It’s always a good thing when you can feel the potential a game has. That early feeling a game gives you can set the expectations of what’s in store for you as a player. It excites you and drives you to discover more and see if the game has realized this potential.
This is the exactly the case for Elemental: War of Magic, a new 4X game from developer Stardock. Unfortunately though, Elemental never realizes its potential, and what is delivered is a broken, confusing, and empty-feeling game that seems to forget that 4X games have evolved since the early 90s.
Elemental casts you in the shoes of a Sovereign, a mystical being who has the power to shape the post-Armageddon world of Elemental. That’s just a fancy way to name your hero unit, who acts as your avatar, as you prop up settlements, expand your kingdom, and conquer the world via either diplomacy, total conquest, magic, or questing.
Let’s start with what Elemental does well: customization. Everything from what your individual buildings look like to what your units use and are equipped with is malleable by you. You can enter the Workshop menu to design your buildings, units, maps, and even spell effects. The mod tools at your disposal are incredibly deep and complex, but the game makes sure you can easily share your creations with other players through Impulse. You can create your own Sovereign if you like as well, choosing your starting stats and abilities and feats you would like. You can very well make Elemental your own game if you like; all the tools are there.
The game also does a great job of combining D&D-style questing with its Civilization-like city building. You can send your Sovereign and up to eight other units out to accept quests and gain items and spell books to boost your civilization or characters. Numerous inns, wreckages, and monster camps litter the randomly generated maps and are begging to be visited so you can embark on your next adventure. It’s easy to get caught up just questing and gathering new items as much as it is building your cities.

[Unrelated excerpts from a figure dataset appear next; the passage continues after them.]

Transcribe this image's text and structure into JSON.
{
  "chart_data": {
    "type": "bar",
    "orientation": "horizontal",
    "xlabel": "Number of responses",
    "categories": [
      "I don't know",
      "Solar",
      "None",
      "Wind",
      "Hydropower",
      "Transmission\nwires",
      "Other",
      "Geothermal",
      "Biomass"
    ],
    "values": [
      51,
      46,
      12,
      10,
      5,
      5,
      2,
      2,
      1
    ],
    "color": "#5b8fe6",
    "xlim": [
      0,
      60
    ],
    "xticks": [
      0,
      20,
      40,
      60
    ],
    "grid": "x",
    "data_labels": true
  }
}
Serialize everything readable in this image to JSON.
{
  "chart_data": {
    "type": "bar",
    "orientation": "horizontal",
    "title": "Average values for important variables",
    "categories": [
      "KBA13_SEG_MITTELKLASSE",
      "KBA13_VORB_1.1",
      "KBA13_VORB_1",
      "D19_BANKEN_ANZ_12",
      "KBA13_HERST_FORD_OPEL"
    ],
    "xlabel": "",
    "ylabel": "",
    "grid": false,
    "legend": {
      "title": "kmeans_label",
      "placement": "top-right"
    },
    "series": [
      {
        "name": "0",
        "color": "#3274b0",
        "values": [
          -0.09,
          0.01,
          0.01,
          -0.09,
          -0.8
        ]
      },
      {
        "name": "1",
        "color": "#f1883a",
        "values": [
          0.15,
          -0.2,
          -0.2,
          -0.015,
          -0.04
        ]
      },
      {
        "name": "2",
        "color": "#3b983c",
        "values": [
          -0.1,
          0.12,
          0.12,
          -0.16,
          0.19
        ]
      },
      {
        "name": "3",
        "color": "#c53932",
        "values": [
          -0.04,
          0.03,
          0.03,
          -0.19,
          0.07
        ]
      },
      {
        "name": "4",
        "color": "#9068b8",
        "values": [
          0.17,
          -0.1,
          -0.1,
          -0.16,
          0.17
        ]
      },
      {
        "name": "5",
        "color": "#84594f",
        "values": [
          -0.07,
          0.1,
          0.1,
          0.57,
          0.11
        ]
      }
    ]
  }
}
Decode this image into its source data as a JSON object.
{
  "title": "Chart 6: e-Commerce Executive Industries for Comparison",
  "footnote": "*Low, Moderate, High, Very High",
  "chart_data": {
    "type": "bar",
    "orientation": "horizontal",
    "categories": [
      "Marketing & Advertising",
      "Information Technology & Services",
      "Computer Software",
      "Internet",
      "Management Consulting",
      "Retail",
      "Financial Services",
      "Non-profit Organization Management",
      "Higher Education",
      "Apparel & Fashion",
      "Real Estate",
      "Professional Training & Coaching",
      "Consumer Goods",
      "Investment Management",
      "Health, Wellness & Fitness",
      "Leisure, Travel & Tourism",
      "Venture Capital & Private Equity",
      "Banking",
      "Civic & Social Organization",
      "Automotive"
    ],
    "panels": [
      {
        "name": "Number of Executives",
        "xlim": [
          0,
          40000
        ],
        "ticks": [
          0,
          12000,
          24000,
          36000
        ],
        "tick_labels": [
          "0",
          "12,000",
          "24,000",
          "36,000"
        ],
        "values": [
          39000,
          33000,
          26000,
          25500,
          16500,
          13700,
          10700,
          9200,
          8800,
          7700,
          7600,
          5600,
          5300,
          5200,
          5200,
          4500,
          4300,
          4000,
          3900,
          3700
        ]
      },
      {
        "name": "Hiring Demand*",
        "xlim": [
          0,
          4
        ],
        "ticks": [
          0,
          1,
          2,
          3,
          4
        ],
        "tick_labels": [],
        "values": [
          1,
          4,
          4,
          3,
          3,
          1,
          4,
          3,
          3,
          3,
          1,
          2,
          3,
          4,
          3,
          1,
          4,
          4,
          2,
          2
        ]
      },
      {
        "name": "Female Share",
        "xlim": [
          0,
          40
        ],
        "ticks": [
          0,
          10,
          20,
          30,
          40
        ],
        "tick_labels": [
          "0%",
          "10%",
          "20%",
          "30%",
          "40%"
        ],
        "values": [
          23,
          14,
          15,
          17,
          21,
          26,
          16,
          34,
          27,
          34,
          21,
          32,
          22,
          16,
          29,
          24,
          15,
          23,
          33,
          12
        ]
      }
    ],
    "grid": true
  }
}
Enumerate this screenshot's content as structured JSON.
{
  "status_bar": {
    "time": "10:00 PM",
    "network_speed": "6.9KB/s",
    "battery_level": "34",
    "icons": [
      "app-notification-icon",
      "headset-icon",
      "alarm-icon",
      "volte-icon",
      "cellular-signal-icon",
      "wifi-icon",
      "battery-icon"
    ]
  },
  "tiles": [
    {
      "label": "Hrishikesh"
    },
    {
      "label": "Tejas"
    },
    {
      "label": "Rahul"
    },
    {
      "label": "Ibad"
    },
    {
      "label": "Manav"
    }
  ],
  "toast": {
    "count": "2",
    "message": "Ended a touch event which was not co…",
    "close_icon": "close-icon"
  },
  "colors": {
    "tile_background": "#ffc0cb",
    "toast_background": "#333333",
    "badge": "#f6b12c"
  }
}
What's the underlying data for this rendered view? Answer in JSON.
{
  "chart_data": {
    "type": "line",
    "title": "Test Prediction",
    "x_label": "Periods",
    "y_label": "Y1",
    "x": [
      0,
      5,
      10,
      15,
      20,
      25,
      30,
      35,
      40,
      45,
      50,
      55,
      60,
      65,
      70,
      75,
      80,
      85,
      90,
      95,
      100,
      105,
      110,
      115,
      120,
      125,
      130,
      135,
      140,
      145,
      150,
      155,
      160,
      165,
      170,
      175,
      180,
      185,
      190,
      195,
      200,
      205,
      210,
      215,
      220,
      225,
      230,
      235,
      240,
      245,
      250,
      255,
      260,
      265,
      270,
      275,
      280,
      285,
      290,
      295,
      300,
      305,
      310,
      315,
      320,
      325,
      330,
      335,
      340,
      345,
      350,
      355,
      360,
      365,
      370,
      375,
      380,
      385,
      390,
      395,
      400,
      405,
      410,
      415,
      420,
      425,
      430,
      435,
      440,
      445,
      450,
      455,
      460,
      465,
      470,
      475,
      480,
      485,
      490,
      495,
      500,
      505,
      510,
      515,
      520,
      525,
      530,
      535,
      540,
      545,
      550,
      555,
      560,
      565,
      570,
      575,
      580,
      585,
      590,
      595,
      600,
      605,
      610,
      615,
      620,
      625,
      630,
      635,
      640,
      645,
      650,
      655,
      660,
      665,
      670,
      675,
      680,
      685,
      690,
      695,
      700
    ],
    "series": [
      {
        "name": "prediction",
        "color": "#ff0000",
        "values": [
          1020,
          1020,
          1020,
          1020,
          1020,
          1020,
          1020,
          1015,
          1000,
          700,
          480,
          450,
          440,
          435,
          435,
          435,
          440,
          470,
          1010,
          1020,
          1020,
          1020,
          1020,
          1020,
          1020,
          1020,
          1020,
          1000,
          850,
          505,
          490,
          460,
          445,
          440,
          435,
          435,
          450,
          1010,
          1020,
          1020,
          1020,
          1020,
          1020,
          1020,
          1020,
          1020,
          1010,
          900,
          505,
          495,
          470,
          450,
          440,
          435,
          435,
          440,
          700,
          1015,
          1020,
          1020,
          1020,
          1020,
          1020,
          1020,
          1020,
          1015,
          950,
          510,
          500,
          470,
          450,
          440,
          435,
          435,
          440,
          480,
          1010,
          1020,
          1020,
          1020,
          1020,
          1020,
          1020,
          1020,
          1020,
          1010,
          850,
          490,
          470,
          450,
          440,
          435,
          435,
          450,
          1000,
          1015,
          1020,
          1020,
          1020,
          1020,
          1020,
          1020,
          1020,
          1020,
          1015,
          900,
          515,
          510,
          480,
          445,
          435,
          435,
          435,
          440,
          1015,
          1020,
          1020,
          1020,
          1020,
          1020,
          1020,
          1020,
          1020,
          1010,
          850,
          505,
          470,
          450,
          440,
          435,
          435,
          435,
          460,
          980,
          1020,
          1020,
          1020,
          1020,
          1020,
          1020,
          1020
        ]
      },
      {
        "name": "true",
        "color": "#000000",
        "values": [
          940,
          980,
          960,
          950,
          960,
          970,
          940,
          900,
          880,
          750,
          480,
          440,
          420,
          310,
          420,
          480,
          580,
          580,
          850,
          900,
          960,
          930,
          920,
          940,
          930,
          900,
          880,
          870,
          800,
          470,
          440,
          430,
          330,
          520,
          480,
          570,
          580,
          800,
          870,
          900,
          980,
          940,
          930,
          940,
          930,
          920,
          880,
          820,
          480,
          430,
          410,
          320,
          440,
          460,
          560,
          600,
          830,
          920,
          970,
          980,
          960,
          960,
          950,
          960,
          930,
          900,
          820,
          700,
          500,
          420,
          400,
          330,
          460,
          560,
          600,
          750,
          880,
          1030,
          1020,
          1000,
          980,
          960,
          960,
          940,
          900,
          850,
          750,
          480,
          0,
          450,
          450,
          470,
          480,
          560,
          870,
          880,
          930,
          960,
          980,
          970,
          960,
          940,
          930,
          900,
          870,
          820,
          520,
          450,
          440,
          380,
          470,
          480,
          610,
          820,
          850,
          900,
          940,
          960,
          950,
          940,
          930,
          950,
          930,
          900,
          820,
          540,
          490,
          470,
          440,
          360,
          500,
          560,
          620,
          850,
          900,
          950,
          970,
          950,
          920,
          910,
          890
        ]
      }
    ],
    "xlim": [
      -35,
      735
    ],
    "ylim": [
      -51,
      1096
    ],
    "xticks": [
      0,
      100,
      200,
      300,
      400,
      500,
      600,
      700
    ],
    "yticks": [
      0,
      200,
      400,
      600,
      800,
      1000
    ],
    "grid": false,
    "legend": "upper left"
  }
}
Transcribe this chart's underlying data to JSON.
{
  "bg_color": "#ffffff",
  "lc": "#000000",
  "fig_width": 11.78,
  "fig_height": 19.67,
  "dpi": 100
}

While the D&D inspired elements and customization is great, though, the main gameplay is sorely lacking. 4X games quickly grow more grandiose than your simple beginnings and usually provide you a way to keep track of all your cities and in-game events. Elemental does not do this. When a building is complete, a tiny box in the corner of the screen informs you — something I constantly kept overlooking while managing other cities. This means you’ll have a city sitting idle adding nothing to your production totals. It would be great to be snapped to the city in question or even have a larger prompt come up to ask if you want to build something else, like the Civ games. There is also no way to place a city on auto-pilot. You have to micro-manage every city and manually scroll to each one to boot; there is no way to jump from city to city from a central screen.
The micro-managing extends even further into frustration. You’re given 5 research trees to progress through, each one offering a different path for you to follow. You can progress through one each time you level it up, so you aren’t stuck on one path. The problem is these research trees could be combined and streamlined to make the experience more manageable. Diplomacy has its own tree, but this could be combined with Civilization. Arcane could be combined with Warfare since most magic is either combat or support spells. It feels useless to have it all separated.
The last feature of Elementalis its Campaign Mode, a short, story-based mode that follows a specific Sovereign as he tries to warn his home kingdom of a pending attack. That one-sentence summary is vastly more interesting than the tale Elemental tries to tell. It’s an insipid and derivative story that goes nowhere and has no feeling or flair. It’s also broken. The last part of the first Book (there will be more Books to come via patch updates and expansions) does not load properly and glitches out. I’ve tried the Campaign from the beginning three separate times — the second time was because the latest patch rendered all my saves void — and each time the final city wouldn’t populate and I couldn’t progress. This part of the game also doesn’t feature all the gameplay elements of the main single-player mode, but has you follow a linear path and build new cities and buildings when it tells you to. It’s like playing with an annoying friend over your shoulder telling you what to do and never letting you play.
Presentation is also a weak element. The music is composed of the same two fantasy orchestral tracks on repeat, and the graphical style is comprised of dark, two-tone colors and cartoonish characters that look like they belong in a Saturday morning cartoon instead of a dark fantasy game.
It’s surprising that Stardock would release Elemental in the condition it’s in. The game is unfinished in every respect, lacking features that are standard in current 4X games and in video games in general. It’s a confusing mess that buries all of its interesting features under bad decisions and broken mechanics.